Steroid and short-chain fatty acid enemas have also been used with moderate success. [10] In terms of steroid enemas, hydrocortisone seems to be more effective in relieving symptoms and rectal bleeding compared with other steroids, such as betamethasone. Whereas short-chain fatty acid enemas, such as butyrate, have some proven benefit in other types of proctitis, no studies have conclusively demonstrated that they have any beneficial effect on proctitis secondary to radiation.

Research has shown hyperbaric oxygen treatment to have some efficacy in the treatment of radiation-induced proctitis. [11, 12] A large single-center study reported a 63% response rate in patients with gastrointestinal radionecrosis, supporting the findings of several previous smaller series. [13] Hyperbaric oxygen therapy has emerged as a potential therapy for radiation proctitis because of its ability to increase the number of blood vessels in irradiated tissues by acting as a stimulant for angiogenesis; however, further studies must be performed to establish the efficacy of this treatment modality. [14]

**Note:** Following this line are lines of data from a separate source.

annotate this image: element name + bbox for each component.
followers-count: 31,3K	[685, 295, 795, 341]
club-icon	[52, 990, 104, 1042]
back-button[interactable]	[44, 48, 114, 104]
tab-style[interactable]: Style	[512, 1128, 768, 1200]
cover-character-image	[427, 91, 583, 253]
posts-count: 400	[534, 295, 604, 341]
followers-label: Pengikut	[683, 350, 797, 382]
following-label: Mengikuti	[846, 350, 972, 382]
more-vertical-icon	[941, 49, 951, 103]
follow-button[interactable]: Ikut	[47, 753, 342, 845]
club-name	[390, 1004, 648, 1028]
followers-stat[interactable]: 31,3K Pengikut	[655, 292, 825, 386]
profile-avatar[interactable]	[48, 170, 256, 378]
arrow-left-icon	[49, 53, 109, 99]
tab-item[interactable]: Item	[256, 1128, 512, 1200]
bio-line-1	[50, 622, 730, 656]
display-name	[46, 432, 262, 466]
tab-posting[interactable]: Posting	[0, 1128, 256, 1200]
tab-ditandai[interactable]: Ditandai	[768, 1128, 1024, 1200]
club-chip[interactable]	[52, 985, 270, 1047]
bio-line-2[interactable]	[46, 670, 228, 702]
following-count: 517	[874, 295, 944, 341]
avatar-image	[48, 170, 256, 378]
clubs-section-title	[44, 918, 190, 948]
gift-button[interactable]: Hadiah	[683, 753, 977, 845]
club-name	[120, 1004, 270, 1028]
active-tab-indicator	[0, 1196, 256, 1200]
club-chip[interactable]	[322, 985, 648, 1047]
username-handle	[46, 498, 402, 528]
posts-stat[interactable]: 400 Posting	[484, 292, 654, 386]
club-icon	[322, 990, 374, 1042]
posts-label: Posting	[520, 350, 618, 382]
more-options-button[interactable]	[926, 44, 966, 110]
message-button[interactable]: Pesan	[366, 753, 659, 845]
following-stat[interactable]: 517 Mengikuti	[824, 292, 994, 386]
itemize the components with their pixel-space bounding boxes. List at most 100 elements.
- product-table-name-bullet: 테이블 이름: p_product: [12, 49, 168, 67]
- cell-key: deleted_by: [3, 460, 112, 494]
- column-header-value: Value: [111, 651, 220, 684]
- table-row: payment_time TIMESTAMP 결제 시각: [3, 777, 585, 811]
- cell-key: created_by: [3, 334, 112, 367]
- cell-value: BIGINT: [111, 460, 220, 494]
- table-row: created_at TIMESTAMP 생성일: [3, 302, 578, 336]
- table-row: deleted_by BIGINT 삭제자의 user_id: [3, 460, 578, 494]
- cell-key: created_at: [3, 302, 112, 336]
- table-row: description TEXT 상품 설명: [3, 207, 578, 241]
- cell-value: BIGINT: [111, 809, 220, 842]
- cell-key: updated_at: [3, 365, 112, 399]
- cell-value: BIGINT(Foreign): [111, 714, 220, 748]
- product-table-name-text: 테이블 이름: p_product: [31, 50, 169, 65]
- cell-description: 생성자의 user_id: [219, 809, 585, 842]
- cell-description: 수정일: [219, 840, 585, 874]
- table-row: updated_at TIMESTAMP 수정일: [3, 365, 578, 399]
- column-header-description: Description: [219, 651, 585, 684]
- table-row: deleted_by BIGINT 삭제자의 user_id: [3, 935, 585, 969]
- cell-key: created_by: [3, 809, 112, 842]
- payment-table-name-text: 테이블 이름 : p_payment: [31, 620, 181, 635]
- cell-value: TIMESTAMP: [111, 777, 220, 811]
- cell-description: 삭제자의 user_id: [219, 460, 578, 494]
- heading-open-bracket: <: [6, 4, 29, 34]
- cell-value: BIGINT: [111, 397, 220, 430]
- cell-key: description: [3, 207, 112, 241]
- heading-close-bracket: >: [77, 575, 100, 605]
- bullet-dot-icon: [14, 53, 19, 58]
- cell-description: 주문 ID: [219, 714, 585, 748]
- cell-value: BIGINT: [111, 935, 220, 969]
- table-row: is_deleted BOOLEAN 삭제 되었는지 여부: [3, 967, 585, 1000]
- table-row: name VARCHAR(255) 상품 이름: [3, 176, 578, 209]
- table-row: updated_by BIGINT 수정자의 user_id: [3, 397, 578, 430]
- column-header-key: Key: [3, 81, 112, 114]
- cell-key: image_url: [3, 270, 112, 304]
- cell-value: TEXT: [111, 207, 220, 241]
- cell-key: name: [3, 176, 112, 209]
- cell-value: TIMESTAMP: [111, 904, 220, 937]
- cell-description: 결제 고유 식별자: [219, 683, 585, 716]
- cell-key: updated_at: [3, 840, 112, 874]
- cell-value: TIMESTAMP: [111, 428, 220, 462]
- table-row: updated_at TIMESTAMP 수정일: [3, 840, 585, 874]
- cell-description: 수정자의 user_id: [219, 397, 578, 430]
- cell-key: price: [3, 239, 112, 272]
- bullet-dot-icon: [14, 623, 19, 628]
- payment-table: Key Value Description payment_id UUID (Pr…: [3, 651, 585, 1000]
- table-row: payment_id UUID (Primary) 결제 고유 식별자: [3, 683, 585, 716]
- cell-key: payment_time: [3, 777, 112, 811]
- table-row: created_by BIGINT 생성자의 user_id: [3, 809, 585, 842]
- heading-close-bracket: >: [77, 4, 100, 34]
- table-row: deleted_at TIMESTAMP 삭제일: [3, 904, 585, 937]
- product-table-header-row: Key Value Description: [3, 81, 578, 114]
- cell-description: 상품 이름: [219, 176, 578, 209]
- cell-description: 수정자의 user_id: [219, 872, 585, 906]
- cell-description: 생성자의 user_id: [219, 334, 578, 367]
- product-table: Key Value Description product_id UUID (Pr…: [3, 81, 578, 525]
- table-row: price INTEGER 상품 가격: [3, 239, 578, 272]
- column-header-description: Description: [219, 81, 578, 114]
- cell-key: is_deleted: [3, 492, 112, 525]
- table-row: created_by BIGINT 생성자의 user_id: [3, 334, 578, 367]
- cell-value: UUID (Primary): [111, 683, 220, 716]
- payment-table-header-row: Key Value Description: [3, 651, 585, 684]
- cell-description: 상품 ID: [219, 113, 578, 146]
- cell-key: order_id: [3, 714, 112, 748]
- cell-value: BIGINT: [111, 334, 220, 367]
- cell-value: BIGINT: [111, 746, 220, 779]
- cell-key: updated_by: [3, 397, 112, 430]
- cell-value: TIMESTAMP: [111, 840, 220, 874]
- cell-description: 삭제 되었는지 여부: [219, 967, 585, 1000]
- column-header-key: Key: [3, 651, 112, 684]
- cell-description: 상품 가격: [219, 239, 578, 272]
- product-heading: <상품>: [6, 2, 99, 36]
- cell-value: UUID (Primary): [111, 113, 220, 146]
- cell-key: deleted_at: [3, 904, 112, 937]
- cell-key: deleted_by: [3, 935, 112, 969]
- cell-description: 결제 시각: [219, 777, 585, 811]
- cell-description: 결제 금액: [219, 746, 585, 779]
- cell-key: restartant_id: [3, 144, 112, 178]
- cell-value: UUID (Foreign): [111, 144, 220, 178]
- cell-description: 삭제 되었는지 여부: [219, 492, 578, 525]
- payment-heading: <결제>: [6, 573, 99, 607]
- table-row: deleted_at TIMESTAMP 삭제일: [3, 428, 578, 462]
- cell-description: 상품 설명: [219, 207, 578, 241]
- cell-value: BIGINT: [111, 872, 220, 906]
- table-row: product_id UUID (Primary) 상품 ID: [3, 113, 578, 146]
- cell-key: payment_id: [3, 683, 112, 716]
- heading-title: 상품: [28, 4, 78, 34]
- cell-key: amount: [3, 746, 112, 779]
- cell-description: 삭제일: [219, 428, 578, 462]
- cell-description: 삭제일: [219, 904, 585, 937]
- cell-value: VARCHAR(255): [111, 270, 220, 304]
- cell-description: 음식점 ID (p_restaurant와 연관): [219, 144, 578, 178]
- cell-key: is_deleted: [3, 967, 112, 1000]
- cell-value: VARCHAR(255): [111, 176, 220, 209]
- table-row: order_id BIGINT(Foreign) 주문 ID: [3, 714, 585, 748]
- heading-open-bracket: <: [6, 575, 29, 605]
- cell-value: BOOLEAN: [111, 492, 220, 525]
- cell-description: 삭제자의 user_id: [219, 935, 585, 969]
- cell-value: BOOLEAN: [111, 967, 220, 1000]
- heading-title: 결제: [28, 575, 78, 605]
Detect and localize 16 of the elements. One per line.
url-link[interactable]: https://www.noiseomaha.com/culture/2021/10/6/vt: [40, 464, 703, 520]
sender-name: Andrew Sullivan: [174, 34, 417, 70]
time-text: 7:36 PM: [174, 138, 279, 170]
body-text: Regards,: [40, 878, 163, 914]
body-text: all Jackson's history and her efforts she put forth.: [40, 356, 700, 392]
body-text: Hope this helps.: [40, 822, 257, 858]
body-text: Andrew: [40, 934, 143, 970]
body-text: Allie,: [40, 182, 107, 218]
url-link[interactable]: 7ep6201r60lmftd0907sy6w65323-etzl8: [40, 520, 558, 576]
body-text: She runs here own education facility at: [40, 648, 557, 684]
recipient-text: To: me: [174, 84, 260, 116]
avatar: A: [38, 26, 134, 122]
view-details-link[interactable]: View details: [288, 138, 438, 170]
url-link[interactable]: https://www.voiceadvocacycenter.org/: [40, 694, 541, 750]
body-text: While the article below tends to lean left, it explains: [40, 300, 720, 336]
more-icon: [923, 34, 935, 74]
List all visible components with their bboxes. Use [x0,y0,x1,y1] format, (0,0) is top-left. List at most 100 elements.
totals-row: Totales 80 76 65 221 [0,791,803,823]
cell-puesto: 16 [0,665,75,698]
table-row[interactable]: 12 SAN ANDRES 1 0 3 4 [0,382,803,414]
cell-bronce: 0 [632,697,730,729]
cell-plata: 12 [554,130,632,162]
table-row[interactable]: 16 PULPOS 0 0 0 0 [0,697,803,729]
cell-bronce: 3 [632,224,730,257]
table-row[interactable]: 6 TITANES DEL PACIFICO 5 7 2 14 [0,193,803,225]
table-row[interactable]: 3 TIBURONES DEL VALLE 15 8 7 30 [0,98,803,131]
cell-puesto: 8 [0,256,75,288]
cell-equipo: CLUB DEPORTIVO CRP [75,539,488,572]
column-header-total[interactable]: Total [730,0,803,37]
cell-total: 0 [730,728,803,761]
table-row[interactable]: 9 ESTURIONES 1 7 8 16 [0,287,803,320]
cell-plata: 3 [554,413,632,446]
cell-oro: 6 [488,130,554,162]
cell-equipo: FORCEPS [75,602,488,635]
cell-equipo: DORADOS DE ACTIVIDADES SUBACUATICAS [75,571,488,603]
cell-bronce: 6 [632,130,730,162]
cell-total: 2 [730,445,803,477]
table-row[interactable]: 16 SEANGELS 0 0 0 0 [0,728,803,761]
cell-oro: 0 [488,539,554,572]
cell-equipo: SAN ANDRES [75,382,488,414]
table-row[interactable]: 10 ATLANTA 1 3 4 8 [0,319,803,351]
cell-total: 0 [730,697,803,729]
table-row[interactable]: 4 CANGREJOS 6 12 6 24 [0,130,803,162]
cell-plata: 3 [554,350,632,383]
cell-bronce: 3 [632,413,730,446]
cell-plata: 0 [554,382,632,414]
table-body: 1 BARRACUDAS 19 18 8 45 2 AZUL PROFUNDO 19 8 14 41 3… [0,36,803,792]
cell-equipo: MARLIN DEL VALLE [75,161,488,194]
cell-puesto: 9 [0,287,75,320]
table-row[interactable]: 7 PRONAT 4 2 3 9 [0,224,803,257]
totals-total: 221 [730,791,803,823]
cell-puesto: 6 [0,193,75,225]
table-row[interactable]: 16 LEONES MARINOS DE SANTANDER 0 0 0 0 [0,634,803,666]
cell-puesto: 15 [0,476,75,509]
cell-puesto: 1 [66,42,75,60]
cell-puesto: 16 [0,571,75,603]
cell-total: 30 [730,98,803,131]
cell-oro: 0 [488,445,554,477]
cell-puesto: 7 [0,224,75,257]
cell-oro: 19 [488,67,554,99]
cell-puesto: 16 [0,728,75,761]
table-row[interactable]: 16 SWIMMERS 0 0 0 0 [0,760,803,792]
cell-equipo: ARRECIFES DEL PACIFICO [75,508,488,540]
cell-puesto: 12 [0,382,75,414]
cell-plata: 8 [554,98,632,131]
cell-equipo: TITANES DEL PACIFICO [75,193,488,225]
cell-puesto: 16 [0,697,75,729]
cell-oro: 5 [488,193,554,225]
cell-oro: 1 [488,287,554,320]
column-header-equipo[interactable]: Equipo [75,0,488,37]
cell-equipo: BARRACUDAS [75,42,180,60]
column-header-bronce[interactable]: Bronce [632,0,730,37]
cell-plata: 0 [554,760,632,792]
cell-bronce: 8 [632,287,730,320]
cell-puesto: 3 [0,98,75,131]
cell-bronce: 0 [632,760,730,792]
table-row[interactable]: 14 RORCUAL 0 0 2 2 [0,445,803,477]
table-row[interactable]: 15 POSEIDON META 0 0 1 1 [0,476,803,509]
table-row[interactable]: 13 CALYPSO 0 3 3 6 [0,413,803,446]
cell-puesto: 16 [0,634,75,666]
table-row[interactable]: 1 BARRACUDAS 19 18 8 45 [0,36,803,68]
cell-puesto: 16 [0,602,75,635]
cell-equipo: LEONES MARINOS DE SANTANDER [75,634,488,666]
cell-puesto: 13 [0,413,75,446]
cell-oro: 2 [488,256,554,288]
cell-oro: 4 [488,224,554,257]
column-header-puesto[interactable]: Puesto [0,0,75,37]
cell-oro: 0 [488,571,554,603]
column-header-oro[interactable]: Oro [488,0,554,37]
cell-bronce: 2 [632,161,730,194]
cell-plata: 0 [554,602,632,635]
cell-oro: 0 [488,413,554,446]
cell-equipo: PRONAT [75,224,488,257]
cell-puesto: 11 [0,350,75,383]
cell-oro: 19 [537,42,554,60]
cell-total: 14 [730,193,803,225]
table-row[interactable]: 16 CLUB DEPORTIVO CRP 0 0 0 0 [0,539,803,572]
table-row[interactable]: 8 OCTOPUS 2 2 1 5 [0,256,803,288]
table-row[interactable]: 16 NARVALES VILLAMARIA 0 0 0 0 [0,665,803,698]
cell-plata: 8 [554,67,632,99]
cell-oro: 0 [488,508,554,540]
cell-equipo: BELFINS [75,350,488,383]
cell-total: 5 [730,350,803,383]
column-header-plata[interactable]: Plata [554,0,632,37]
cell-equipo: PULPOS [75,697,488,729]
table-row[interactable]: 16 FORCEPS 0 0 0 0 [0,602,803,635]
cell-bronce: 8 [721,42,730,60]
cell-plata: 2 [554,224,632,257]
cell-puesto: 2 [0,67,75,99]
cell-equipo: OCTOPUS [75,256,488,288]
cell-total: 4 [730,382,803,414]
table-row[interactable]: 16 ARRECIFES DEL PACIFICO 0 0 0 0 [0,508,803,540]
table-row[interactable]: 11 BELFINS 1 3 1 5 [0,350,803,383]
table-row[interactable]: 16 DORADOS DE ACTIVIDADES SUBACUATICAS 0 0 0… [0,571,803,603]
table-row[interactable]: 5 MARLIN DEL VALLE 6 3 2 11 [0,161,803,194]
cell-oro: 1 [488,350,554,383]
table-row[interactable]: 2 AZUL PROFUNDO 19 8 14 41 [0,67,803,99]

Other medical therapies aimed at the treatment of radiation proctitis, such as antioxidant therapy with vitamins A, C, and E, have showed efficacy in small single-institution studies, [15] but at present, the evidence is insufficient to justify recommendation. Additionally, ozone therapy via rectal insufflation and topical ozonized oil has shown some possible efficacy, but large randomized clinical trials are lacking.

More invasive management of radiation proctitis with rectal/topical formalin is believed to work via sclerosis of neovasculature in a form of chemical cauterization. Multiple studies have demonstrated the efficacy of formalin in the resolution of hemorrhagic proctitis, with success rates in the range of 70-80%. [16, 17, 18] Of note, significant complications from treatment include stricture and skin damage to the perianal skin.

Symptomatic diversion proctitis generally improves after the ostomy is taken down and bowel continuity is restored. However, in patients who need to be out of circuit indefinitely, short-chain fatty acid enemas may be beneficial.